O primeiro livro escrito por Rodrigues de Abreu foi “Folhas”, que não foi, porém, o primeiro a ser publicado, em decorrência de não contar, na época, com recursos financeiros para bancar a edição. Mas tratava-se de uma obra de tão alta qualidade, que levou o jornalista e escritor Amadeu Amaral a afirmar, entusiasmado: “Depois de Olavo Bilac e Martins Fontes, este é o melhor livro de estréia que tenho visto”. O primeiro a ser publicado, porém, foi “Noturnos”.

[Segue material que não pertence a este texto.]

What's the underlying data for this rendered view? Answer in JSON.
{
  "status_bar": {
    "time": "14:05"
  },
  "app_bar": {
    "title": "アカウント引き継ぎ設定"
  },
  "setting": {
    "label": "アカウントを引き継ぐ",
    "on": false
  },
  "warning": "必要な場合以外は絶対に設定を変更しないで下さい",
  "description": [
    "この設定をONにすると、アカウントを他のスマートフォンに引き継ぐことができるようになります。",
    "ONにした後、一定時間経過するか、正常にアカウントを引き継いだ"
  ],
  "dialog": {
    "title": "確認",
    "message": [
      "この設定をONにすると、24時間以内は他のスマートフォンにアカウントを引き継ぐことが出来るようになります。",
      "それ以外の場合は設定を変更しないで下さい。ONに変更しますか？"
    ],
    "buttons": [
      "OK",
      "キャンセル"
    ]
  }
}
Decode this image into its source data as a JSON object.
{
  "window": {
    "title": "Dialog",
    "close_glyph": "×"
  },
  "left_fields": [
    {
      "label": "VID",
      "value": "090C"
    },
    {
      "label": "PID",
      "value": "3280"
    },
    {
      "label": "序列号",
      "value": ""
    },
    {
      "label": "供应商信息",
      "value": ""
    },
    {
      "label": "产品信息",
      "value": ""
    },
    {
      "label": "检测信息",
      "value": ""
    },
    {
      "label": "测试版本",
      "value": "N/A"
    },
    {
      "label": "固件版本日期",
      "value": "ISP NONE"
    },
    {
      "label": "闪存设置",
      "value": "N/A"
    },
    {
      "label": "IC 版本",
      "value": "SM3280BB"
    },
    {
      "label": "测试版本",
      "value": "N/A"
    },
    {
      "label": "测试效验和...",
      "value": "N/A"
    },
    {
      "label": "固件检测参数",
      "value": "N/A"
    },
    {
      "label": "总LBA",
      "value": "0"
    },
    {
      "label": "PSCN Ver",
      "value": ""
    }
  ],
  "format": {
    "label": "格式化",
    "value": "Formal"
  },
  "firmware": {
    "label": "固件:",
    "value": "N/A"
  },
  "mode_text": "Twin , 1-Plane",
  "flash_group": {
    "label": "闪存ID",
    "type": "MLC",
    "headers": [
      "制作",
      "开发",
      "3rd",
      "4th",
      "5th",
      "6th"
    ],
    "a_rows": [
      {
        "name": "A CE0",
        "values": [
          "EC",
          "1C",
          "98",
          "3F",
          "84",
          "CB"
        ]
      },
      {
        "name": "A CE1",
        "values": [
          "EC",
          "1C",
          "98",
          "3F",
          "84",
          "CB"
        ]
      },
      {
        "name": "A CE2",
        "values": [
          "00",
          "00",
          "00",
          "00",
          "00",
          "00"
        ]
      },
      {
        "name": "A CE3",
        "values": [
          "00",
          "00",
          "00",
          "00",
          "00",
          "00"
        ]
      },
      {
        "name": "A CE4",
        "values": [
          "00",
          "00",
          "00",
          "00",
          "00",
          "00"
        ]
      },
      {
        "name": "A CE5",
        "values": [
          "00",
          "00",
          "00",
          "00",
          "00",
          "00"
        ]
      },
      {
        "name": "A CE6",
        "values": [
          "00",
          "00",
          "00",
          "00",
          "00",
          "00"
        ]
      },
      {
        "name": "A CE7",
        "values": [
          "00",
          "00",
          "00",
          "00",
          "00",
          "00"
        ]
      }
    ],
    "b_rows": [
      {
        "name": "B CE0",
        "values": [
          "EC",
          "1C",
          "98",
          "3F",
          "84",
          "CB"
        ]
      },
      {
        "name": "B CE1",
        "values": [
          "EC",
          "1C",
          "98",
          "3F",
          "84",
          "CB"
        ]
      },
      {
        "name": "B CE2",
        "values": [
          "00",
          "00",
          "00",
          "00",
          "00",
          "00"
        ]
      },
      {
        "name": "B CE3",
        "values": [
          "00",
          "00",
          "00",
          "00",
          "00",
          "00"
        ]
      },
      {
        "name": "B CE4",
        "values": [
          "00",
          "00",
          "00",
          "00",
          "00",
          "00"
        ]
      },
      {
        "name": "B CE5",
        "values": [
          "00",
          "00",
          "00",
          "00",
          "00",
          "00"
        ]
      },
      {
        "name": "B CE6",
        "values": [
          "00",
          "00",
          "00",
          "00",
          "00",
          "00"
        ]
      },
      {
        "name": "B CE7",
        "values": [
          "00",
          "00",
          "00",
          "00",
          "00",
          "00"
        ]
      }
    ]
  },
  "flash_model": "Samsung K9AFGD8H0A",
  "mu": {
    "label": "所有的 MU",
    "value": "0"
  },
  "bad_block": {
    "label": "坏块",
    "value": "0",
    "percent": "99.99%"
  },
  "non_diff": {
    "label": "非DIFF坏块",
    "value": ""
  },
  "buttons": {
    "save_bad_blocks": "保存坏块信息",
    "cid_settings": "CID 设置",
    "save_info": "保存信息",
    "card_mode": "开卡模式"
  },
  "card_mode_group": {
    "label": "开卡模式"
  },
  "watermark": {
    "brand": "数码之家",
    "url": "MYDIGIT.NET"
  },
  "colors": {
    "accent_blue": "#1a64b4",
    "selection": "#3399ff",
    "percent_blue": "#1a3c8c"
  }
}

Tenho em mãos a 4ª edição de “Casa Destelhada”, lançada em 1986 pela Gráfica e Editora do Lar/ABC do Interior. Não foi somente Amadeu Amaral que ficou impressionado com o talento do poeta de Capivari. Sua poesia recebeu rasgados elogios de intelectuais do calibre de Menotti Del Pichia, Jamil Almansur Hadad e Domingos Carvalho da Silva, entre outros. Daí estranhar-se o fato de ser tão pouco divulgado e de estar virtualmente esquecido até nos mais esclarecidos círculos poéticos. Além de “Noturnos”, “Folhas” e “Casa Destelhada”, um quarto livro de Rodrigues de Abreu foi lançado, pouco antes da sua morte: “A sala dos passos perdidos”.
Sua temática, salvo exceções, foi a mística, da qual engendrou preciosas pepitas dos mais nobres e elevados sentimentos. No poema “Inscrição”, ele aborda e define a sua poesia, com modéstia, mas com imensa beleza:
“A minha poesia é como uma poça de água humilde,
escondida num bosque, no meio de um campo desolado.
Caminheiro! Se tiveres sede e cansaço,
suspenda a tua viagem, entra no bosque humilde
e bebe quanto quiseres da água que Deus aí ocultou.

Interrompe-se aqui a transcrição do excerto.